In a couple of the letters my grandpa asks his family to send some newspapers from home and he says he includes some pressed leaves for his favorite (at least I think so) sister Lene. There weren’t any leaves in the envelope for that letter but we found a few others inserted into books and notebooks that my grandpa appears to have carried with him and brought home. I kinda love the song book with the Walt Whitman quote.
"I see America go singing to her destiny."
"I see America go singing to her destiny."
He writes a bit about what things cost in the towns he's able to visit, translating the approximate worth of Francs to the dollar for the benefit of his family. Tucked into a small notebook we found a cache of paper French currency. The notes are tiny -- I've included a quarter in one of the images for scale (the notes are all approximately the same size). I've read that around the beginning of the war, people in France were hoarding coins for the value of the metals. So then local chambers of commerce started issuing bank notes that were backed by the central bank, including notes for centimes. It's interesting because the result is loads of banknotes being issued by different chambers of commerce, all of them with unique designs. Scroll through this site to see a ton of additional notes. They're very pretty!
Then my grandpa writes: “I am feeling fine now and hope I always will. Things are getting like the real thing now for I can hear the Big guns roar at night and during the day. But will be right in the noise most any time now for we move with this Co. just as soon as their rest expires.” And then immediately: “I wish you could send some chocolate to me for I seem to have a sweet tooth all of the time.”
By the last of these letters, sent on Aug. 18th, he hasn't made it to the front yet but is ready for it all to end. "Hope this is over with pretty soon so I may get home and see you all again," he writes. He still hasn’t received any mail from home and wonders if moving around so often has caused a delay in delivery. I’ve done just a tiny bit of reading about the mail service during the war and hope to research that a bit more because it’s really amazing when you think about it, that the soldiers actually received mail and that they could send letters too. 
One update about my previous post before I close. I realized that the photo portraits of my grandpa couldn’t have been the ones he referenced having taken when he was at Camp Merritt before getting shipped across the ocean because of a couple of clues I missed. One is that you can see the Yankee Division insignia on his sleeve, and when he was at Camp Merritt he wasn’t yet in the Yankee Division. I also noticed that the cardboard folder those photos are inserted in says “The Webb Studio, Euclid Ave.” I couldn’t find any evidence online of a photography studio called Webb but I know that Euclid Ave. is a main street in Cleveland. There are Euclid Ave.s in other towns but now I’m thinking those photos must have been taken when he got home, after the war.

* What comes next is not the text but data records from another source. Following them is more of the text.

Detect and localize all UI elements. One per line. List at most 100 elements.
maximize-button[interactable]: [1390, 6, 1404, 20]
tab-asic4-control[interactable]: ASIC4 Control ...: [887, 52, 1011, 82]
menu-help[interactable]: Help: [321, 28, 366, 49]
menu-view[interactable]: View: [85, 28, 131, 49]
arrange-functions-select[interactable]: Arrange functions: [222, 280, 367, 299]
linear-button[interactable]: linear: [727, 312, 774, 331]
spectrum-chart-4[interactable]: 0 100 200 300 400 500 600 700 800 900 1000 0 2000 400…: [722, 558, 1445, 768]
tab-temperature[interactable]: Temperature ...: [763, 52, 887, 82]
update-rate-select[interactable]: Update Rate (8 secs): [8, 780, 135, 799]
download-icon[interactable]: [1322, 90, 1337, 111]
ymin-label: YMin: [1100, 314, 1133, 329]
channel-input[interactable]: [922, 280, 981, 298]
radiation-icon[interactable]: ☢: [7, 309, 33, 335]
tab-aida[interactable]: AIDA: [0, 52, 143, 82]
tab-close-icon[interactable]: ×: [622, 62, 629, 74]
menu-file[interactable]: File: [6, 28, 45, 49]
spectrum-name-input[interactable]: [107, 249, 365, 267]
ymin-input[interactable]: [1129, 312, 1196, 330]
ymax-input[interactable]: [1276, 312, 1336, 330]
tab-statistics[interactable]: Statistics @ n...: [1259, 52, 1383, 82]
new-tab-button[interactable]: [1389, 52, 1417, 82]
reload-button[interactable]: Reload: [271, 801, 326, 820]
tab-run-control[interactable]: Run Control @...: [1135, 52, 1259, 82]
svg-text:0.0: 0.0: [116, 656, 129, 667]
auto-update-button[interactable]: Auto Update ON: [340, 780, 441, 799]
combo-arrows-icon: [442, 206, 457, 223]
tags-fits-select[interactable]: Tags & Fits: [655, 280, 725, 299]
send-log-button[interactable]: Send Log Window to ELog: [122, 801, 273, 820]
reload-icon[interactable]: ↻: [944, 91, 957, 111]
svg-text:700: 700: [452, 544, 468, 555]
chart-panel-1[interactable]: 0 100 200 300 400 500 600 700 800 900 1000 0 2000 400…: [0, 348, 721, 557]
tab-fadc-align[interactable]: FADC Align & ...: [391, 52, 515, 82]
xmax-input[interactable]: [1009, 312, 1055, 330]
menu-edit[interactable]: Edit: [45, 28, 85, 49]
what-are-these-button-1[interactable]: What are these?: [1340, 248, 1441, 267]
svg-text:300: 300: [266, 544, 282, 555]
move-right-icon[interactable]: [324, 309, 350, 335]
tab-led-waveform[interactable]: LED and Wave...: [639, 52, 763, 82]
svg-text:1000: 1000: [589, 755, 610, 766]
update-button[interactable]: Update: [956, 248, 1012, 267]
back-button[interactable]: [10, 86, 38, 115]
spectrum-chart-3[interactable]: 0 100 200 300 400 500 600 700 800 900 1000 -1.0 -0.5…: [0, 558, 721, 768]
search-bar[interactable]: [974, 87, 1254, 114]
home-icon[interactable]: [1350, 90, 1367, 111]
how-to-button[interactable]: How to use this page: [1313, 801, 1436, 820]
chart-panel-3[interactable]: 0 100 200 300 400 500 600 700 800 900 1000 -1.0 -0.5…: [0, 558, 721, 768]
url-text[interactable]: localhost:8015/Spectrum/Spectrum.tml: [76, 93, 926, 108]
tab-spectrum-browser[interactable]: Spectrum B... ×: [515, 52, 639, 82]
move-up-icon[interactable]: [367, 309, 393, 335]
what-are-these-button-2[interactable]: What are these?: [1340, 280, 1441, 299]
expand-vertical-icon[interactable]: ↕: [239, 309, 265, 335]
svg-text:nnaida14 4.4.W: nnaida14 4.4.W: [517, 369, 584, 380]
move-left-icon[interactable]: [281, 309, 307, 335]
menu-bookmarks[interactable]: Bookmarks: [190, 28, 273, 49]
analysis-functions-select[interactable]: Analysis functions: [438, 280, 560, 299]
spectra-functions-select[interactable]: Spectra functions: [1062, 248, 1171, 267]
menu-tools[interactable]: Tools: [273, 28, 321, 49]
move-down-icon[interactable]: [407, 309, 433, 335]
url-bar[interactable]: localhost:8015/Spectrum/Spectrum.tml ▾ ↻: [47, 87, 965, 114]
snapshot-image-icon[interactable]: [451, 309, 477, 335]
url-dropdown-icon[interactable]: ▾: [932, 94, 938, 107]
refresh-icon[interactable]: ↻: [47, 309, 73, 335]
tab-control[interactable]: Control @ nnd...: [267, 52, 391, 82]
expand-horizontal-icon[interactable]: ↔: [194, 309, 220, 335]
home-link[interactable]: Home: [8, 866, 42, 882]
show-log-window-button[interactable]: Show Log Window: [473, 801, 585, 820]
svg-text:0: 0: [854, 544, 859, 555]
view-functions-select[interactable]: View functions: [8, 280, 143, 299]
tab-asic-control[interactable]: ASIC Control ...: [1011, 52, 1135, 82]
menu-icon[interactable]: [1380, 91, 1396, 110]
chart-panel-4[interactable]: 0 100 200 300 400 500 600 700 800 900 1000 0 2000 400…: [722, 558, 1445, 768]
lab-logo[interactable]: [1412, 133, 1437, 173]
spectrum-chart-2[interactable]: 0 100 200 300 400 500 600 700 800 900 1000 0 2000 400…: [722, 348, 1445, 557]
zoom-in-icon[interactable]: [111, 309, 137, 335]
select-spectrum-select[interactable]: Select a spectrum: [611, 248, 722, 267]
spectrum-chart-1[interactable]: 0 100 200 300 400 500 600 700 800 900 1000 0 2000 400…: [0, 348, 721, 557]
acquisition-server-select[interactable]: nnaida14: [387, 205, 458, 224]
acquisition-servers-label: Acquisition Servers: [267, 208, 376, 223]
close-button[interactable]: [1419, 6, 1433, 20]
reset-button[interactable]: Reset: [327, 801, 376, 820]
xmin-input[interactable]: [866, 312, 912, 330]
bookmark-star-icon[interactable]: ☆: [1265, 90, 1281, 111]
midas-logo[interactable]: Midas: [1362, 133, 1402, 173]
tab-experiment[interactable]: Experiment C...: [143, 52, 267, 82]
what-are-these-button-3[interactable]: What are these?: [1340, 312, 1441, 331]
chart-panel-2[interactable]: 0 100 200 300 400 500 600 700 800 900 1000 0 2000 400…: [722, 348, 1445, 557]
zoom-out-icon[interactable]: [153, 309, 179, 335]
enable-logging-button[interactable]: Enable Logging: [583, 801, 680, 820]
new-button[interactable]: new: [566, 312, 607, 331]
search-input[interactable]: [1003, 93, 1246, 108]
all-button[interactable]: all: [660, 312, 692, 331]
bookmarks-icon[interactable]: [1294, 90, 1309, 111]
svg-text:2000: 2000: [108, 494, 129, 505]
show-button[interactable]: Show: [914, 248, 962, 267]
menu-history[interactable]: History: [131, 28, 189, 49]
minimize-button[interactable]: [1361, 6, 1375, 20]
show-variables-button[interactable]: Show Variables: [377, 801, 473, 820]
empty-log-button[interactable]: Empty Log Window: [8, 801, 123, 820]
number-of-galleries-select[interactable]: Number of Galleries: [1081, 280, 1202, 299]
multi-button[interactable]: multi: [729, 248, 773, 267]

We have a few other photo portraits of my grandpa in his uniform including the one at the top of this post. It’s clearly a studio shot and my guess is it was taken at a different time than the others but I only say that because I think his hair looks different. He has a few postcards sent or given to him by friends, also in uniform, and I wonder if those and this one were taken when they were on leave, maybe in Paris.